If you want real speed, let Claude Code operate on the repository. Claude Code can create files for you. It can edit existing files, run tests, fix lint errors, and search the entire repository. VS Code, on the other hand, asks you to jump between tabs manually. For example, while working on the resume builder, I could ask Claude Code to update every template to support a new field or modify the PDF export flow. It could work through dozens of files without opening them and get the task done.

Making use of both tools

Both tools have their own strengths

Once you have a reasonable output from Claude Code, you can use Antigravity as a second opinion. You can ask Claude Code to do something, then ask Antigravity to review it, and then feed the review back into Claude Code. Antigravity can identify edge cases, usability issues, or architectural problems. Once those issues are highlighted, you can prompt Claude Code to implement the changes.

While my resume builder project did not require both tools to work over time, if you are working on something much larger, you can also split the work into parallel streams. Instead of giving Claude Code a prompt to build the backend, waiting, then asking it to build the frontend, waiting again, and asking it to write documentation, you could run multiple sessions. In my case, Session A could focus on building authentication, while Session B could focus on the template editor. At the same time, Session C could handle PDF generation or documentation. The idea is to use multiple agents at once so that different parts of the project can move forward in parallel.

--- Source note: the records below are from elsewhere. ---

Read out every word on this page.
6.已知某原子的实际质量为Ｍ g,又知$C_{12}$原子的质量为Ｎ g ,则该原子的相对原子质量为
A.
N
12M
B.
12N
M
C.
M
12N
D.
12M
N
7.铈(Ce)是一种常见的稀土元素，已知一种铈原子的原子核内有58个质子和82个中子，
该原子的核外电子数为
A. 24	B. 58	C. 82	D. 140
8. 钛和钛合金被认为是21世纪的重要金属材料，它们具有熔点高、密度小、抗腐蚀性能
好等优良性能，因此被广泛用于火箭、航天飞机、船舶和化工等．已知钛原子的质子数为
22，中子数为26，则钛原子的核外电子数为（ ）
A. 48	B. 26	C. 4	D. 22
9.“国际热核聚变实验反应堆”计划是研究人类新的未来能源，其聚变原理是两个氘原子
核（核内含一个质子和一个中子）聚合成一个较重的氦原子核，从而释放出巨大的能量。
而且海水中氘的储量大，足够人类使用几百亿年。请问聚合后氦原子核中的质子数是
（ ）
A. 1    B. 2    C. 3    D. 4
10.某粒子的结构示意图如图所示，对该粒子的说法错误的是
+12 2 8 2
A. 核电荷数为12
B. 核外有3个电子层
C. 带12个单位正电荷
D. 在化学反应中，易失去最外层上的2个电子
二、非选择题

I have also found it useful to divide implementation and reasoning between the two tools. I have found Antigravity to be better with architecture planning, design decisions, and reviewing work in general. Claude Code is brilliant at writing code, refactoring code, running commands, and creating tests, so you could essentially divide these functions between the tools to get a much better output.

VS Code feels behind for agentic development

It’s lagging far behind at this point

VS Code still has a massive ecosystem, and I understand why developers use it. It gives you extensions, debugging, Git support, and almost every workflow a developer expects. Microsoft has also recently added AI features and Copilot-based agent workflows to VS Code.

But my issue with VS Code comes from how the workflow feels during a full project. You can add extensions, open terminals, install Copilot, configure tools, and build a decent setup. That setup still depends on you stitching the workflow together.

VS Code also carries baggage because the official product differs from the Code OSS repository. Microsoft develops Code OSS under the MIT license, but Visual Studio Code ships as a Microsoft product with Microsoft-specific customizations under a traditional Microsoft product license. It also explains why tools like VSCodium exist for people who want cleaner open-source binaries. Telemetry also adds to my frustration with VS Code.

Other tools now feel more aggressive about the future of coding. Cursor, Antigravity, Zed, Warp, and similar tools focus more directly on agent workflows. VS Code still gives you most features through extensions and integrations, but that does not automatically make it the fastest workflow.

Using multiple agents is the way to go

We have reached a point where using a single agent for everything is probably no longer the best approach. You can use multiple agents on the same project and get much more value out of them. I also found this to be cheaper than running everything through one agent. It lets you use cheaper models for simpler tasks while saving the more capable models for work that actually needs them.